Semua badan usaha jasa konstruksi (BUJK) harus mengikuti peraturan tersebut dan apabila melakukan pelanggaran maka ada sanksi yang dikenakan.
Sanksi itu mulai dari teguran lisan, masuk black list, hingga pencabutan status badan hukum. Nantinya sanksi yang diberikan tergantung pada tingkat kesalahan BUJK yang bersangkutan.
Namun, menurut Direktur Jenderal Bina Konstruksi Kementerian PUPR Syarif Burhanuddin, hingga saat ini belum ada BUJK yang mendapat sanksi akibat pelanggaran yang dilakukan.
“Belum ada,” ucap Syarif saat dihubungi Kompas.com, Selasa (13/11/2018).
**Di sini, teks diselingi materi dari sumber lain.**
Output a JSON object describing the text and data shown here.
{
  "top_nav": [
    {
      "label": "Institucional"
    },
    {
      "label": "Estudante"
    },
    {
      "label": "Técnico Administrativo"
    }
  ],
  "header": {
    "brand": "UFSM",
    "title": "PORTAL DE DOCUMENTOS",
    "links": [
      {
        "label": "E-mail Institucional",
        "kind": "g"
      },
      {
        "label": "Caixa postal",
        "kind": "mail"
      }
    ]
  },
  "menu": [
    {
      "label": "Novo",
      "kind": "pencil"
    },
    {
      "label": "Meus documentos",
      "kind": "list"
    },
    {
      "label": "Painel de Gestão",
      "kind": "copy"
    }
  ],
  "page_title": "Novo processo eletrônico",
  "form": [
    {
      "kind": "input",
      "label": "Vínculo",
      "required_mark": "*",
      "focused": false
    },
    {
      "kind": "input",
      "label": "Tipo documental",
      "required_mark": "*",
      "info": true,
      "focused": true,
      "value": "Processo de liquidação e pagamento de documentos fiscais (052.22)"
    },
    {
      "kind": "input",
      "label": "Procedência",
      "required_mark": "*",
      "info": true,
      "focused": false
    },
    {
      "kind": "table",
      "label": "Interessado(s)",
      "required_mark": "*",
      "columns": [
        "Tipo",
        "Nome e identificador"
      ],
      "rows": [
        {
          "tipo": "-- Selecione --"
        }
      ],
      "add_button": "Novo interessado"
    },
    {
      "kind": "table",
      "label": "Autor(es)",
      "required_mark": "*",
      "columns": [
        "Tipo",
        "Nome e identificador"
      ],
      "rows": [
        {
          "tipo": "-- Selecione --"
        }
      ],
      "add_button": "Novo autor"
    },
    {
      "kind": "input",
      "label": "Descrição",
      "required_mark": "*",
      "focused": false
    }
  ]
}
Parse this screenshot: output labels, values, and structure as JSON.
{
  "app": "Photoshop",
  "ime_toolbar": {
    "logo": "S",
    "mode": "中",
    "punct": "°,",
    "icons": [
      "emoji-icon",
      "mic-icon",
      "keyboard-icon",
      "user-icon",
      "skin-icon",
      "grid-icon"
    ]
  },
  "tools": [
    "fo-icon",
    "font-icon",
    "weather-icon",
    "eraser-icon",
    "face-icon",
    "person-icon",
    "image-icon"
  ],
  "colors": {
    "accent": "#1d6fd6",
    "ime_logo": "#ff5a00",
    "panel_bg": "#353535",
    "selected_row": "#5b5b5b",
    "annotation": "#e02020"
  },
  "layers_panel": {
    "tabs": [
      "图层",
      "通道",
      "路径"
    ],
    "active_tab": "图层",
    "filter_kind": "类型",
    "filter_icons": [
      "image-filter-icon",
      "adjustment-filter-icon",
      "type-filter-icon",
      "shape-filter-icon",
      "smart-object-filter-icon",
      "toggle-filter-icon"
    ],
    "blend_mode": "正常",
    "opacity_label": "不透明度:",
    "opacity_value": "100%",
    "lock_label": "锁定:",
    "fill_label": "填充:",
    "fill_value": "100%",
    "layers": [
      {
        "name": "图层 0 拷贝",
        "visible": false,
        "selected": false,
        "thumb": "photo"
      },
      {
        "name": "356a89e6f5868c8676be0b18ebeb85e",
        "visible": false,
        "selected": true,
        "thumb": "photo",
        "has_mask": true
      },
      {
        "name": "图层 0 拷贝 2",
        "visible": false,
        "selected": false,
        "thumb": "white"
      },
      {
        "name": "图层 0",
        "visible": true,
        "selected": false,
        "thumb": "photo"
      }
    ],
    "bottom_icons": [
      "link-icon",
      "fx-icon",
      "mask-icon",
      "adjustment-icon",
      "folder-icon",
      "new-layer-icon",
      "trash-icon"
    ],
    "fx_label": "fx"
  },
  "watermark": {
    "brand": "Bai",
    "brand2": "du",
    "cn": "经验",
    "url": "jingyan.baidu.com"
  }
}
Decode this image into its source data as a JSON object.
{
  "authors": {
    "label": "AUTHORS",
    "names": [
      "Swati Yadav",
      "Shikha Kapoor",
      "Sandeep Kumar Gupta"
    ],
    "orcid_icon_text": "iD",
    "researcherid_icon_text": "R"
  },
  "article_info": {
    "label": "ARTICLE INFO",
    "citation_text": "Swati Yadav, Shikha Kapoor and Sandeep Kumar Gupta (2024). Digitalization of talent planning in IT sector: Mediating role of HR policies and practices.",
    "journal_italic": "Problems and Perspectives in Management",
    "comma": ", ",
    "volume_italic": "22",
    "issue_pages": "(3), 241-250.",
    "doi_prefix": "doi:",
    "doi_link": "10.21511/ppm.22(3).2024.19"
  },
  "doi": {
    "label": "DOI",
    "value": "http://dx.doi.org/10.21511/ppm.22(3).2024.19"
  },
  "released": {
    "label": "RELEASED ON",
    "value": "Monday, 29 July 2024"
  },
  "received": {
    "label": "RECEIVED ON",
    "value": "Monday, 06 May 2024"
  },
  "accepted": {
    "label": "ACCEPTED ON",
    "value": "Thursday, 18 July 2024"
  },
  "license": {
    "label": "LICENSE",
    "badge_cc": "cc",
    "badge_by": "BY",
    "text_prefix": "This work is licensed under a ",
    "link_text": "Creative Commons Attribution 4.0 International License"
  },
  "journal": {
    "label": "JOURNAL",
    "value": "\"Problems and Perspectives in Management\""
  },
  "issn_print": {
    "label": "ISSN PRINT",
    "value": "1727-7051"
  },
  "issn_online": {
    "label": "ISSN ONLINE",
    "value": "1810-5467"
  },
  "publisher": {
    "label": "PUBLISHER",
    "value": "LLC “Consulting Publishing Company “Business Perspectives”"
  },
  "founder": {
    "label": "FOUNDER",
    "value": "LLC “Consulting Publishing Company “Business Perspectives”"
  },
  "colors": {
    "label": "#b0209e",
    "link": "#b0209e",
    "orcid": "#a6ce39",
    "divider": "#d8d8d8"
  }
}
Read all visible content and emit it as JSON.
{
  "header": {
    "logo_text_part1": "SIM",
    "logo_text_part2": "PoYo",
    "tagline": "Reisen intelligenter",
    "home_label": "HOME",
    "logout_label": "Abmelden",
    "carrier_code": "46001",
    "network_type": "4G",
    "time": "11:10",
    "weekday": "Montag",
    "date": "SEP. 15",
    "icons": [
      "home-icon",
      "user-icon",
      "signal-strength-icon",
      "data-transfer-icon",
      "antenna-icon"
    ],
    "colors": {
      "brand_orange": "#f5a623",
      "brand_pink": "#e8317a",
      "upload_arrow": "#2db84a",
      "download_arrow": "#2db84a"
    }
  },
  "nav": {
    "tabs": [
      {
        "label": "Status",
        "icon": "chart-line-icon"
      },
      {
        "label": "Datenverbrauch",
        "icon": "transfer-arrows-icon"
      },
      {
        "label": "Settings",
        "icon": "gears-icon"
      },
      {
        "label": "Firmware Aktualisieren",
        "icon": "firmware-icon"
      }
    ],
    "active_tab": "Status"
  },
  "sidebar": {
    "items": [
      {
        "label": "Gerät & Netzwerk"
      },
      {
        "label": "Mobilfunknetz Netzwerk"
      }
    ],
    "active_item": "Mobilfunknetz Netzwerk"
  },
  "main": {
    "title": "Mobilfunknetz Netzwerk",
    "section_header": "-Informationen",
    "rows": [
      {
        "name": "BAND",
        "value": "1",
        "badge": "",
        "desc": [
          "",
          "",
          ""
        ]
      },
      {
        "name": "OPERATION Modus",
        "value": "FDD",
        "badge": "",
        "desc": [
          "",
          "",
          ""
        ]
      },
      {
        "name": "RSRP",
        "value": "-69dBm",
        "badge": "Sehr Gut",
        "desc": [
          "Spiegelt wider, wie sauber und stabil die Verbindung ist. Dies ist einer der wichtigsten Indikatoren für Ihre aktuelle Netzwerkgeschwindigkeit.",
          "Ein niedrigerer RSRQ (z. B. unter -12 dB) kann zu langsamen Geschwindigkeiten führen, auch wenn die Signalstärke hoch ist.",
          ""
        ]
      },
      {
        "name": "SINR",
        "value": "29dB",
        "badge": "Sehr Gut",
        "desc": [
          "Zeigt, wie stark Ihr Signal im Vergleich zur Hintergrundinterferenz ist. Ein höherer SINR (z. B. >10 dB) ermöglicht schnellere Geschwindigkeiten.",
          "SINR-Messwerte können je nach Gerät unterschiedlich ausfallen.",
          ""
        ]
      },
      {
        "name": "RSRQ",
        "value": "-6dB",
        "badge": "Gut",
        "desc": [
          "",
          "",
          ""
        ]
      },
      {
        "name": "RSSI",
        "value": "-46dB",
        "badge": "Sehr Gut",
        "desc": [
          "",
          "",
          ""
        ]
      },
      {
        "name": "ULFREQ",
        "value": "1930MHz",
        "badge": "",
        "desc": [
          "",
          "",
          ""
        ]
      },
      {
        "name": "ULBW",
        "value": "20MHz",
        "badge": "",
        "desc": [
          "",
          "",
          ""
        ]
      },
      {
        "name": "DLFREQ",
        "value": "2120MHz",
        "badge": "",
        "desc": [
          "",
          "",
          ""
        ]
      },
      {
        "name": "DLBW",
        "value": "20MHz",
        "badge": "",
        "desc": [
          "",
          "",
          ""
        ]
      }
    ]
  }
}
Dia menambahkan, saat ini terdapat 126.000 BUJK di Indonesia yang terdiri dari badan usaha milik negara (BUMN) dan perusahaan swasta.
Syarif mengharapkan semua badan usaha itu menaati regulasi yang ada dan kesepakatan yang dibuat bersama sehingga tidak terjadi kecelakaan kerja, dan K3 di proyek konstruksi tetap terjamin.
“Harapannya zero accident. Kalau dilakukan secara serius dan disiplin maka diyakini tidak akan terjadi,” ujar Syarif.
Sebelumnya diberitakan, sebanyak 60 peserta dari level direksi dan manajemen pada 11 badan usaha milik negara (BUMN) di bidang jasa konstruksi menandatangani komitmen K3 konstruksi pada Selasa (13/11/2018), di Jakarta.
Penandatanganan ini diadakan oleh Kementerian PUPR sebagai wujud perhatian terhadap K3 pada setiap proyek konstruksi yang dikerjakan.
Ke-11 BUMN yang hadir dalam penandatanganan tersebut yakni PT Adhi Karya (Persero) Tbk, PT Hutama Karya (Persero) Tbk, PT Indra Karya (Persero), PT Indah Karya (Persero), PT Yodya Karya (Persero), dan PT Amarta Karya (Persero).
Kemudian, ada pula PT PP (Persero) Tbk, PT Waskita Karya (Persero) Tbk, PT Bina Karya (Persero), PT Nindya Karya (Persero), dan PT Wijaya Karya (Persero) Tbk.